Gdf15 mRNA levels in total spleen and BM cell isolates and corresponding serum Gdf15 levels in pg/ml. (A) Left panels, Vhl^–/– mutants and Cre^– littermate controls (n = 3 and 4, respectively for mRNA analysis; for serum analysis, n = 4 each); middle panels, Vhl/Epo^–/– mice and Cre^– littermate controls (n = 4 each); right panels, WT mice treated with rhEPO or with vehicle (for mRNA analysis, n = 3 and 4, respectively; for serum analysis, n = 6 and 8, respectively). Shown are mean values ± SEM: *P < 0.05; **P< 0.01; ***P < 0.001, for comparisons of mutants with controls. (B) Schematic depiction of Hif’s role in the regulation of hepcidin transcription in hepatocytes. C^–, Cre-negative littermate control mice or vehicle-treated WT mice.

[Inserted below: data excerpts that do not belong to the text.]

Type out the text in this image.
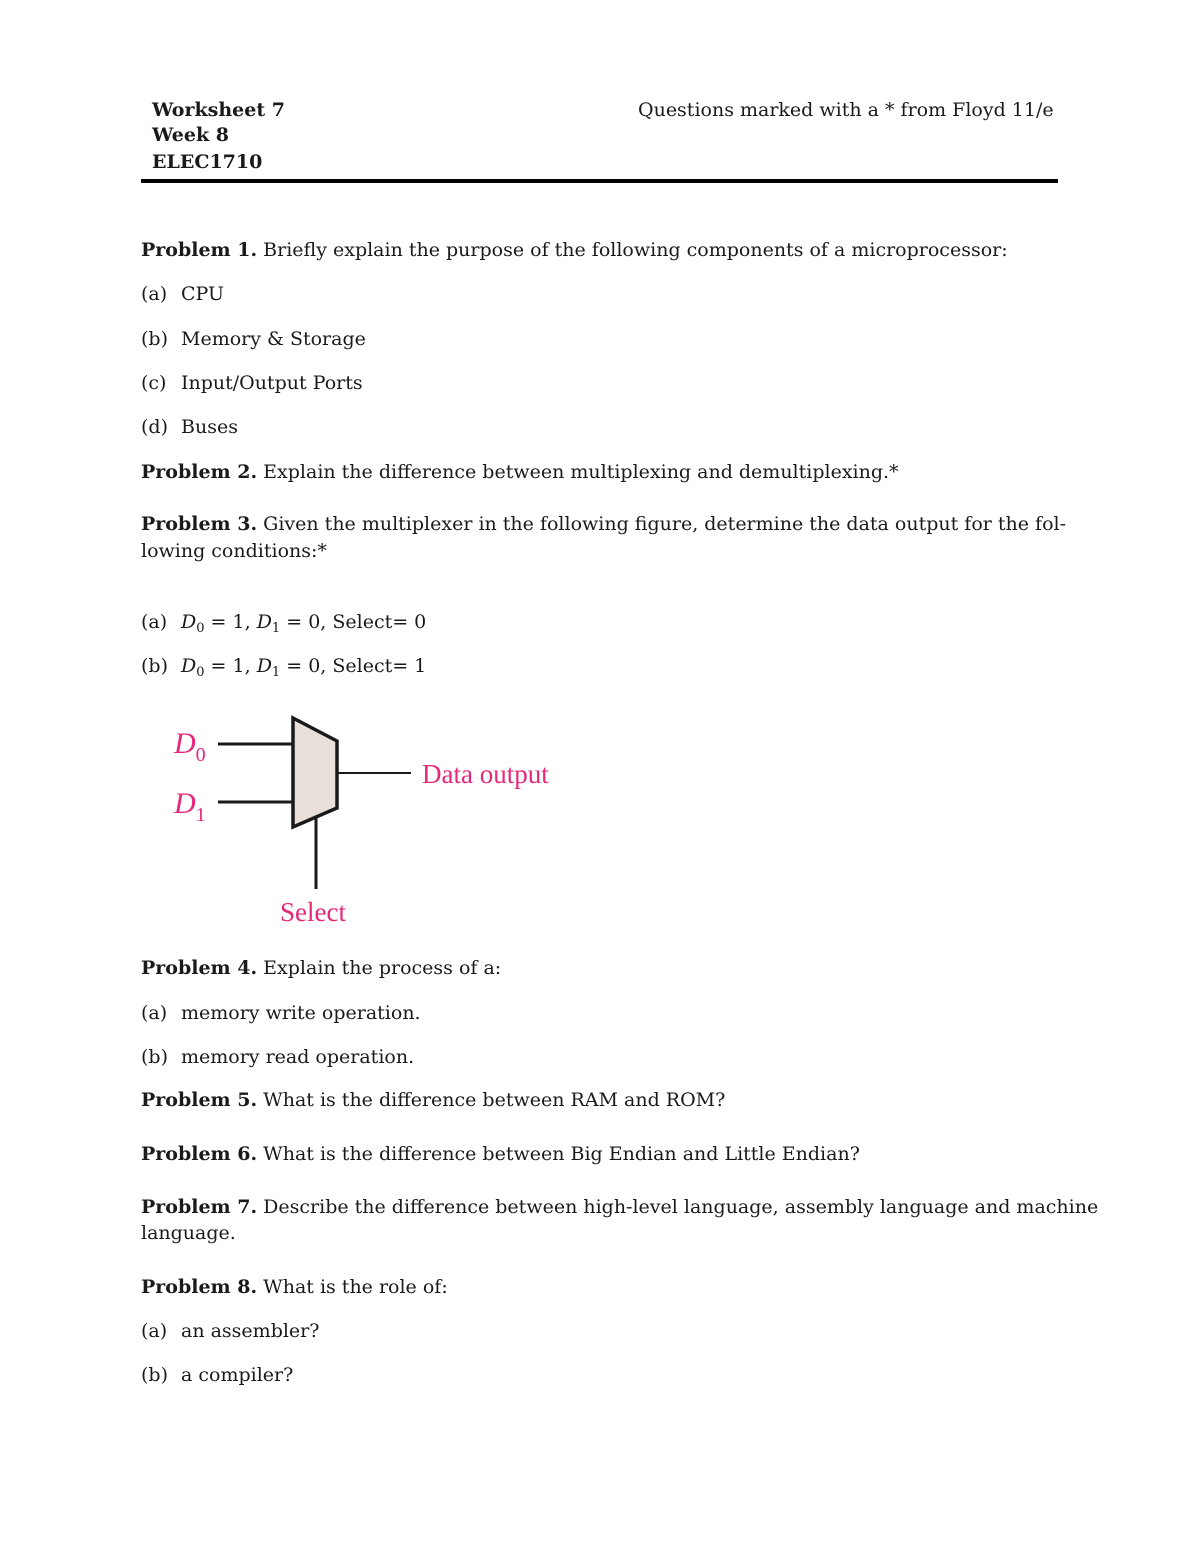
Worksheet 7
Week 8
ELEC1710
Questions marked with a * from Floyd 11/e
Problem 1. Briefly explain the purpose of the following components of a microprocessor:
(a) CPU
(b) Memory & Storage
(c) Input/Output Ports
(d) Buses
Problem 2. Explain the difference between multiplexing and demultiplexing.*
Problem 3. Given the multiplexer in the following figure, determine the data output for the fol-
lowing conditions:*
(a) $D_0 = 1$, $D_1 = 0$, Select= 0
(b) $D_0 = 1$, $D_1 = 0$, Select= 1
$D_0$
$D_1$
Data output
Select
Problem 4. Explain the process of a:
(a) memory write operation.
(b) memory read operation.
Problem 5. What is the difference between RAM and ROM?
Problem 6. What is the difference between Big Endian and Little Endian?
Problem 7. Describe the difference between high-level language, assembly language and machine
language.
Problem 8. What is the role of:
(a) an assembler?
(b) a compiler?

(A) Renal and hepatic Epo (n = 3, 5, and 3, respectively) in control mice and Vhl^–/– mutants with or without Cp treatment and liver Hamp1 RNA levels (n = 6, 4, and 3, respectively) in nontreated control, Cp-treated control, and Cp-treated Vhl^–/– mutants. Lower panels show Hct, reticulocyte counts, (n = 3 and 4, respectively), serum Epo (n = 3 and 5, respectively), and spleen to body weight ratios in nontreated control and Cp-treated Vhl^–/– mice (n = 3 each). (B) Hamp1 mRNA levels in control and Hif2a/Pax3-cre (P3) mutants exposed to chronic hypoxia (10% O₂ for 10 days) (n = 3 each) and in thalassemic mice (th3/th3) and control littermates (+/+) (n = 4 each). Shown are mean values ± SEM. *P < 0.05; **P < 0.01; ***P < 0.001, for comparisons with control group or comparison with normoxia. Cp, mice pretreated with Cp; Hx, treatment with 10% O₂ for 10 days.

(A). Hepatic Vhl and Hamp1 mRNA levels in control, Vhl/Epo^–/–, and Vhl/Epo^–/– mice treated with rhEPO (n = 6, 6, and 5, respectively). Right panel shows Hif-1α and Hif-2α protein levels in Vhl/Epo^–/– livers. Ponceau staining is used to assess for equal protein loading. (B) Epo levels in control, Vhl/Epo^–/–, and Vhl^–/– livers and kidneys (n = 6, 6, and 3, respectively). Bottom panel shows serum Epo concentrations in control, Vhl/Epo^–/–, and Vhl/Epo^–/– mice treated with rhEPO (n = 10, 6, and 4, respectively). (C) Hct and reticulocyte counts in control, Vhl/Epo^–/–, and rhEPO-treated Vhl/Epo^–/– mice and representative FACS analysis plot of CD71/Ter119-stained BM and spleen cells from 1 control and 1 mutant mouse. Percentages of CD71^hiTer119^hi-positive cells are indicated in the right upper quadrant. (D) Liver (n = 8, 4, and 5, respectively) and serum iron concentrations (n = 10, 6, and 4, respectively) in control, Vhl/Epo^–/–, and Vhl/Epo^–/– mice treated with rhEPO, and H-ferritin protein levels in control and Vhl/Epo^–/– livers. β-actin served as loading control. Shown are mean values ± SEM. *P < 0.05; **P < 0.01; ***P < 0.001, for comparisons of mutants with controls. Vhl/Epo^–/– (rhEPO), Vhl/Epo double-mutant mice treated with rhEPO.

(A) Shown are results from real-time PCR analysis of Vhl and Vegf mRNA levels in Vhl^–/– livers (n = 3) and Epo mRNA levels in Vhl^–/– kidneys and livers (n = 3); analysis was performed on day 8 after the first tamoxifen injection. Relative mRNA expression levels were normalized to 18S ribosomal RNA. (B) Global inactivation of Vhl induces erythropoiesis. Shown are individual Hct values (n = 14 and 13, respectively), reticulocyte counts (%) (n = 6 each), and serum Epo concentrations (sEpo) (n = 3 each) from control and mutant mice and a representative picture of a control and a Vhl^–/– spleen. Lower right panel shows a representative FACS plot of CD71/Ter119 double-stained BM and spleen cells from an individual control mouse and Vhl mutant. Percentages of CD71^hi/Ter119^hi-positive cells (right upper quadrant) are indicated. (C) Shown are relative expression levels of Hamp1 mRNA in control and Vhl^–/– livers (n = 5 and 3, respectively) and serum iron (n = 3 each) and liver iron concentrations (n = 7 and 4, respectively). H-ferritin protein levels in control and Vhl^–/– livers were determined by immunoblot in 3 mice, β-actin served as loading control. Asterisks indicate a statistically significant difference when comparisons were made to the control group: *P < 0.05; **P< 0.01; ***P< 0.001. Shown are arithmetic mean values ± SEM. Co, Cre-negative littermate control; retic, reticulocytes.